## Setting up Sagemaker Studio

Here we are setting the autoreload functionality to retain the state across sessions unless explicitly stated. We are referencing the code folder to deploy for later.

In [66]:
%load_ext autoreload
%autoreload 2

import sys
from pathlib import Path

SOURCE_FOLDER = Path("../src")
SAGEMAKER_FOLDER = Path("./")
CODE_FOLDER = Path("code")

CODE_FOLDER.mkdir(parents=True, exist_ok=True)

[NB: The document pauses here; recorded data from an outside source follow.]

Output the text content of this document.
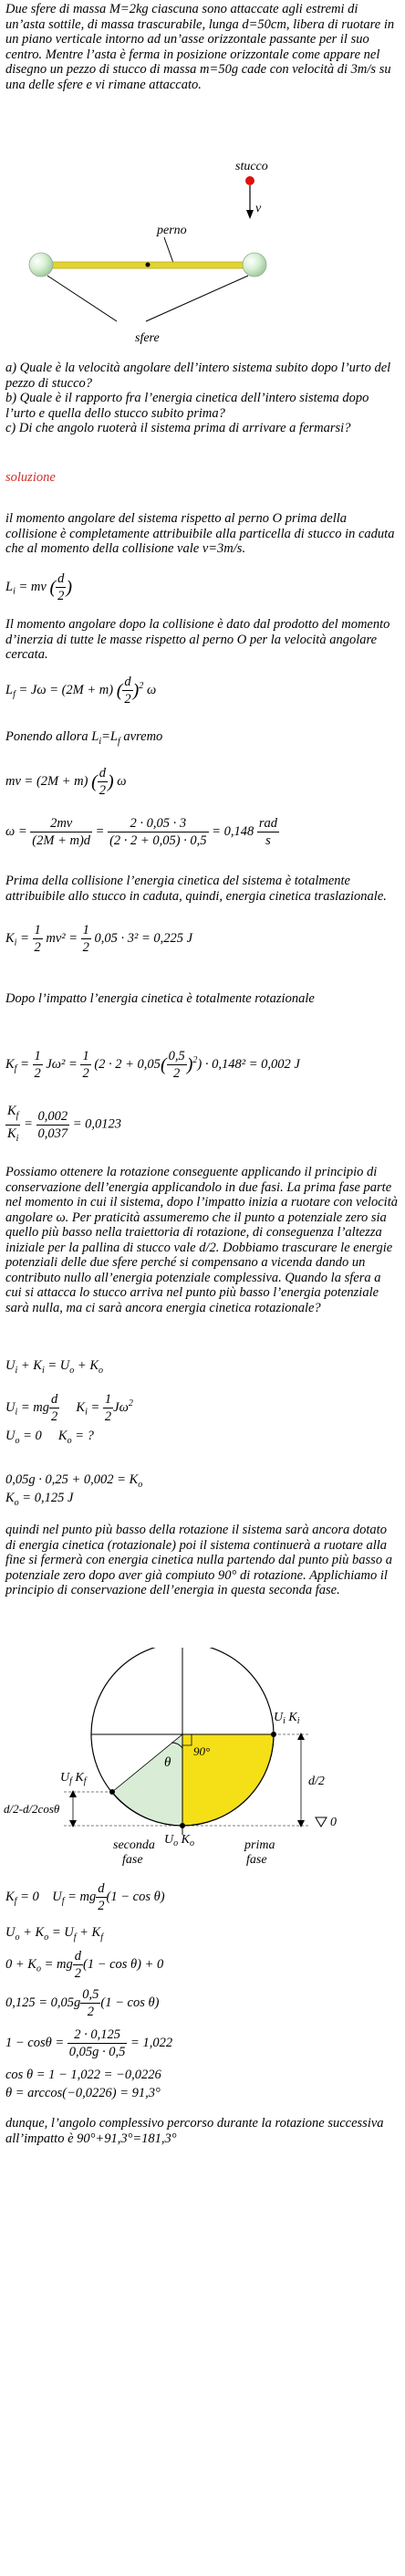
Due sfere di massa M=2kg ciascuna sono attaccate agli estremi di un’asta sottile, di massa trascurabile, lunga d=50cm, libera di ruotare in un piano verticale intorno ad un’asse orizzontale passante per il suo centro. Mentre l’asta è ferma in posizione orizzontale come appare nel disegno un pezzo di stucco di massa m=50g cade con velocità di 3m/s su una delle sfere e vi rimane attaccato.
stucco
v
perno
sfere
a) Quale è la velocità angolare dell’intero sistema subito dopo l’urto del pezzo di stucco?
b) Quale è il rapporto fra l’energia cinetica dell’intero sistema dopo l’urto e quella dello stucco subito prima?
c) Di che angolo ruoterà il sistema prima di arrivare a fermarsi?
soluzione
il momento angolare del sistema rispetto al perno O prima della collisione è completamente attribuibile alla particella di stucco in caduta che al momento della collisione vale v=3m/s.
$L_i$ = mv ( $\frac{d}{2}$ )
Il momento angolare dopo la collisione è dato dal prodotto del momento d’inerzia di tutte le masse rispetto al perno O per la velocità angolare cercata.
$L_f = J\omega = (2M + m)$ ( $\frac{d}{2} )^2$ ω
Ponendo allora $L_i=L_f$ avremo
mv = (2M + m) ( $\frac{d}{2}$ ) ω
$\omega = \frac{2mv}{(2M + m)d} = \frac{2 \cdot 0,05 \cdot 3}{(2 \cdot 2 + 0,05) \cdot 0,5} = 0,148$
rad
s
Prima della collisione l’energia cinetica del sistema è totalmente attribuibile allo stucco in caduta, quindi, energia cinetica traslazionale.
$K_i = \frac{1}{2} mv^2 = \frac{1}{2} 0,05 \cdot 3^2 = 0,225$ J
Dopo l’impatto l’energia cinetica è totalmente rotazionale
$K_f = \frac{1}{2} J\omega^2 = \frac{1}{2} (2 \cdot 2 + 0,05( \frac{0,5}{2} )^2) \cdot 0,148^2 = 0,002$ J
$\frac{K_f}{K_i} = \frac{0,002}{0,037} = 0,0123$
Possiamo ottenere la rotazione conseguente applicando il principio di conservazione dell’energia applicandolo in due fasi. La prima fase parte nel momento in cui il sistema, dopo l’impatto inizia a ruotare con velocità angolare ω. Per praticità assumeremo che il punto a potenziale zero sia quello più basso nella traiettoria di rotazione, di conseguenza l’altezza iniziale per la pallina di stucco vale d/2. Dobbiamo trascurare le energie potenziali delle due sfere perché si compensano a vicenda dando un contributo nullo all’energia potenziale complessiva. Quando la sfera a cui si attacca lo stucco arriva nel punto più basso l’energia potenziale sarà nulla, ma ci sarà ancora energia cinetica rotazionale?
$U_i + K_i = U_o + K_o$
$U_i$ = mg $\frac{d}{2} K_i = \frac{1}{2} J\omega^2$
$U_o = 0$     $K_o$ = ?
$0,05g \cdot 0,25 + 0,002 = K_o$
$K_o = 0,125$ J
quindi nel punto più basso della rotazione il sistema sarà ancora dotato di energia cinetica (rotazionale) poi il sistema continuerà a ruotare alla fine si fermerà con energia cinetica nulla partendo dal punto più basso a potenziale zero dopo aver già compiuto 90° di rotazione. Applichiamo il principio di conservazione dell’energia in questa seconda fase.
$U_i$ $K_i$
$U_f$ $K_f$
θ
90°
d/2
d/2-d/2cosθ
0
$U_o$ $K_o$
seconda fase
prima fase
$K_f = 0$    $U_f$ = mg $\frac{d}{2} (1 - \cos \theta)$
$U_o + K_o = U_f + K_f$
$0 + K_o$ = mg $\frac{d}{2} (1 - \cos \theta) + 0$
$0,125 = 0,05g \frac{0,5}{2} (1 - \cos \theta)$
$1 - \cos\theta = \frac{2 \cdot 0,125}{0,05g \cdot 0,5} = 1,022$
cos θ = 1 − 1,022 = −0,0226
θ = arccos(−0,0226) = 91,3°
dunque, l’angolo complessivo percorso durante la rotazione successiva all’impatto è 90°+91,3°=181,3°
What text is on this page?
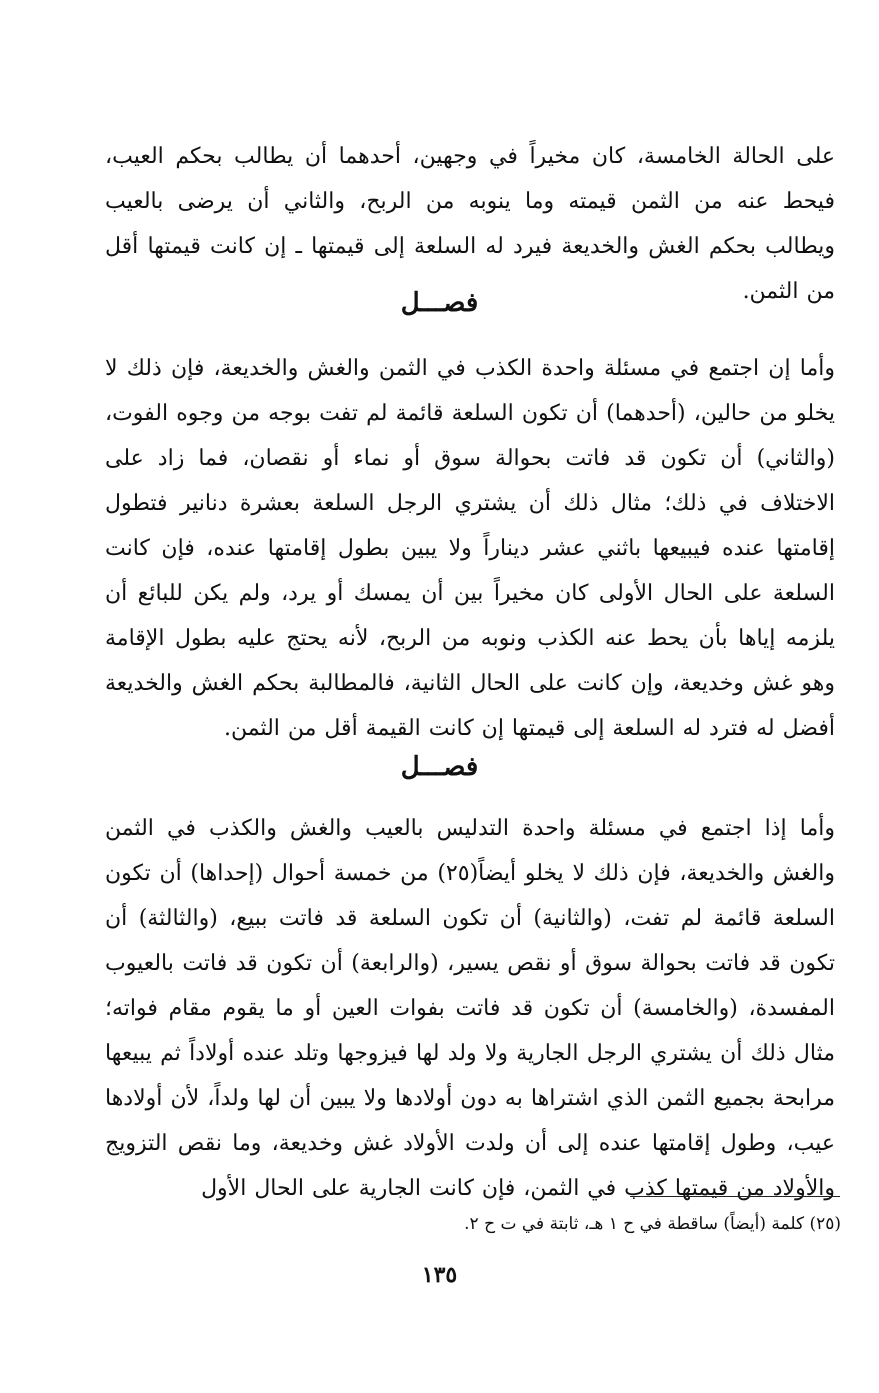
على الحالة الخامسة، كان مخيراً في وجهين، أحدهما أن يطالب بحكم العيب، فيحط عنه من الثمن قيمته وما ينوبه من الربح، والثاني أن يرضى بالعيب ويطالب بحكم الغش والخديعة فيرد له السلعة إلى قيمتها ـ إن كانت قيمتها أقل من الثمن.

فصـــل

وأما إن اجتمع في مسئلة واحدة الكذب في الثمن والغش والخديعة، فإن ذلك لا يخلو من حالين، (أحدهما) أن تكون السلعة قائمة لم تفت بوجه من وجوه الفوت، (والثاني) أن تكون قد فاتت بحوالة سوق أو نماء أو نقصان، فما زاد على الاختلاف في ذلك؛ مثال ذلك أن يشتري الرجل السلعة بعشرة دنانير فتطول إقامتها عنده فيبيعها باثني عشر ديناراً ولا يبين بطول إقامتها عنده، فإن كانت السلعة على الحال الأولى كان مخيراً بين أن يمسك أو يرد، ولم يكن للبائع أن يلزمه إياها بأن يحط عنه الكذب ونوبه من الربح، لأنه يحتج عليه بطول الإقامة وهو غش وخديعة، وإن كانت على الحال الثانية، فالمطالبة بحكم الغش والخديعة أفضل له فترد له السلعة إلى قيمتها إن كانت القيمة أقل من الثمن.

فصـــل

وأما إذا اجتمع في مسئلة واحدة التدليس بالعيب والغش والكذب في الثمن والغش والخديعة، فإن ذلك لا يخلو أيضاً(٢٥) من خمسة أحوال (إحداها) أن تكون السلعة قائمة لم تفت، (والثانية) أن تكون السلعة قد فاتت ببيع، (والثالثة) أن تكون قد فاتت بحوالة سوق أو نقص يسير، (والرابعة) أن تكون قد فاتت بالعيوب المفسدة، (والخامسة) أن تكون قد فاتت بفوات العين أو ما يقوم مقام فواته؛ مثال ذلك أن يشتري الرجل الجارية ولا ولد لها فيزوجها وتلد عنده أولاداً ثم يبيعها مرابحة بجميع الثمن الذي اشتراها به دون أولادها ولا يبين أن لها ولداً، لأن أولادها عيب، وطول إقامتها عنده إلى أن ولدت الأولاد غش وخديعة، وما نقص التزويج والأولاد من قيمتها كذب في الثمن، فإن كانت الجارية على الحال الأول

(٢٥) كلمة (أيضاً) ساقطة في ح ١ هـ، ثابتة في ت ح ٢.
١٣٥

sys.path.append(f"./{CODE_FOLDER}")
sys.path.append(f"../{SOURCE_FOLDER}")

The autoreload extension is already loaded. To reload it, use:
  %reload_ext autoreload


Our environment constants.
We may need to update the `USER_PROFILE` once Adrian is done working.

In [67]:
DOMAIN_ID = "d-sz2auifr74ie"
USER_PROFILE = "adrianm2-d23"

## Lifecycle Configuration

Customize SageMaker Studio using Lifecycle configurations. These are shell scripts that will be triggered by lifecycle events, such as starting a new Studio notebook.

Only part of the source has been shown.